2. In Block 5 of the Airworthiness Certificate it states that the maintenance, preventive maintenance, and alterations must be performed in accordance with Parts 21, Certification Procedures for Products and Parts, Part 43, Maintenance, Preventive Maintenance, Rebuilding and Alteration, and Part 91, General Operation and Flight Rules.
3. When you perform maintenance, you are held responsible for only that maintenance you perform until the part worked on is removed, repaired again, damaged, altered, meets its life limited, or inspected. For most Part 91 aircraft the longest time a mechanic is held responsible is 12 calendar months, when the next annual inspection is performed.
4. You are held responsible for the continued airworthiness of an aircraft that you just completed an annual on until the ink you used to make the section 43.11 entry dries. It is not fair for the U.S. government to hold a mechanic responsible for the future airworthiness of the aircraft when it is no longer in his care. What's the catch? The IA is not responsible for the future; he is responsible for the past. When a mechanic or an IA performs an annual/100-hour inspection he buys off every other inspection, major and minor repair and alteration, AD, service bulletin, STC, Field Approval, back to the date on the Airworthiness Certificate, be that date six weeks old, six months old, six years old, or 60 years old. He buys it all.
5. Field Approvals of Major Alterations require Instructions for Continued Airworthiness. Since a Major Alteration is a change to the type design of the aircraft there must be some way of maintaining the future airworthiness of that alteration. This is done by using Instructions for Continued Airworthiness that are attached to the Form 337 and accepted by the local FSDO Airworthiness Inspector.
6. Airworthy is defined as an aircraft or one of its component part(s) that meets its type design or properly altered condition (STC, Field Approval, or AD) and is in a condition for safe operation. (ref: Glossary AC 43.13-1b)
7. The four privileges are: Perform an Annual, perform or supervise a Progressive Inspection, approval for return to service either a Major Repair or a Major Alteration. (ref: section 65.95)

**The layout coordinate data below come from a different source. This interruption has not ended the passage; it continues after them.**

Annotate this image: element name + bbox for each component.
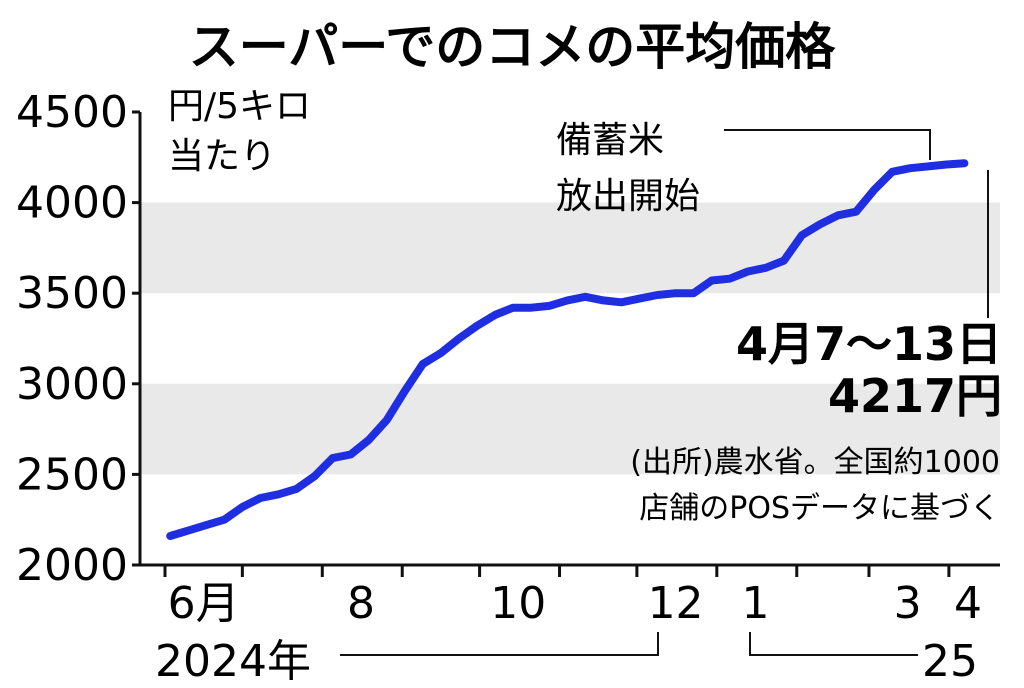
data-point [799,233,804,238]
data-point [168,534,173,539]
x-tick-label: 3 [894,578,922,629]
data-point [745,269,750,274]
x-tick-label: 4 [954,578,982,629]
x-tick-label: 6月 [168,578,240,629]
data-point [384,418,389,423]
data-point [438,350,443,355]
data-point [854,209,859,214]
source-note-line2: 店舗のPOSデータに基づく [639,491,1000,526]
source-note-line1: (出所)農水省。全国約1000 [630,445,1000,480]
y-tick-label: 2500 [16,449,128,500]
data-point [908,166,913,171]
data-point [637,296,642,301]
data-point [529,305,534,310]
data-point [312,474,317,479]
grid-band [140,202,1000,294]
year-bracket-2025 [749,632,918,656]
data-point [583,294,588,299]
data-point [511,305,516,310]
grid-band [140,383,1000,475]
data-point [727,276,732,281]
data-point [402,389,407,394]
unit-label-line2: 当たり [168,136,276,177]
data-point [962,161,967,166]
x-tick-label: 10 [490,578,546,629]
y-tick-label: 4500 [16,87,128,138]
latest-period-label: 4月7〜13日 [736,317,1002,371]
data-point [781,258,786,263]
y-tick-label: 3500 [16,268,128,319]
data-point [258,495,263,500]
data-point [222,517,227,522]
data-point [836,213,841,218]
unit-label-line1: 円/5キロ [168,86,311,127]
data-point [366,437,371,442]
data-point [709,278,714,283]
data-point [456,336,461,341]
data-point [294,486,299,491]
data-point [817,222,822,227]
data-point [475,323,480,328]
x-tick-label: 8 [347,578,375,629]
data-point [547,303,552,308]
y-tick-label: 4000 [16,178,128,229]
data-point [619,300,624,305]
data-point [872,187,877,192]
year-label-2025: 25 [922,636,978,687]
y-tick-label: 2000 [16,540,128,591]
year-bracket-2024 [340,632,659,656]
data-point [240,505,245,510]
data-point [276,492,281,497]
release-leader-line [724,129,931,160]
x-ticks: 6月 8 10 12 1 3 4 [163,565,982,629]
x-tick-label: 12 [648,578,704,629]
series-points [168,161,967,539]
data-point [691,291,696,296]
data-point [348,452,353,457]
year-label-2024: 2024年 [155,636,311,687]
data-point [944,162,949,167]
data-point [330,456,335,461]
y-tick-label: 3000 [16,359,128,410]
y-ticks: 4500 4000 3500 3000 2500 2000 [16,87,140,591]
x-tick-label: 1 [742,578,770,629]
data-point [890,169,895,174]
data-point [186,528,191,533]
data-point [565,298,570,303]
latest-value-label: 4217円 [828,369,1002,423]
data-point [420,361,425,366]
data-point [763,265,768,270]
data-point [655,293,660,298]
data-point [673,291,678,296]
chart-title: スーパーでのコメの平均価格 [189,18,836,76]
release-label-line1: 備蓄米 [556,120,664,161]
data-point [601,298,606,303]
data-point [204,523,209,528]
release-label-line2: 放出開始 [556,176,700,217]
grid-bands [140,202,1000,475]
data-point [926,164,931,169]
data-point [493,312,498,317]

8. The three kinds of ADs are: Emergency/Priority Letter. It is a grounding AD that usually begins with the words: "Before further flight." The second kind of AD is the Immediate Adopted Rule. This rule allows the owner a short time to move the aircraft to a place where the repairs can be accomplished. The AD begins with words similar to: "Within the next 10 days, 10 landings, 10 cycles." The most common AD is the Notice of Proposed Rulemaking, that when it becomes an AD (a rule) it usually defines a one-time fix or requires recurrent inspections.

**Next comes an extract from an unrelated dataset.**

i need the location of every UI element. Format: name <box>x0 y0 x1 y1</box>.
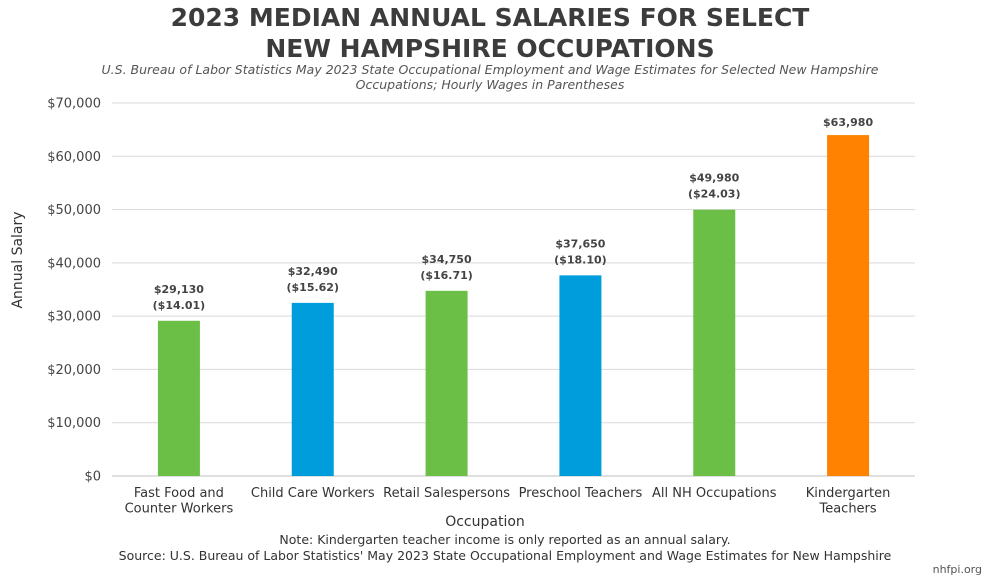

9. In this case the mechanic leaves the IA no choice but to mark the appropriate block of the Form 337 as unairworthy, and sign off block 7, and send it to the local FSDO. The IA has accomplished two things. First he has alerted the local FSDO of an unsafe aircraft and he has received credit for a Form 337 that he can use for his IA renewal.
10. The new rule in Part 43 is section 43.10. It deals with the disposition of life-limited parts. The long and short of it is anytime a mechanic has removed a life-limited part and will not install it back on the same aircraft after repairs are accomplished the life-limited part must be controlled. The life-limited part may have run out of time or still has time remaining. In either case the part is controlled by marking it with permanent markings, or non-permanent markings, or use a tag, or destroying the part (note: need owner's permission). If the part is stored, then the run-out, life-limited part must be stored away from like parts. The marking must contain at least the N number, serial number of the aircraft it came off of, the part's part number and serial number if any, total time, and date.
Well how did you do? Eighty percent is passing for my tests. Too tough? Just imagine what kind of test I could dream up if I wasn't fighting off exhaustion and old age.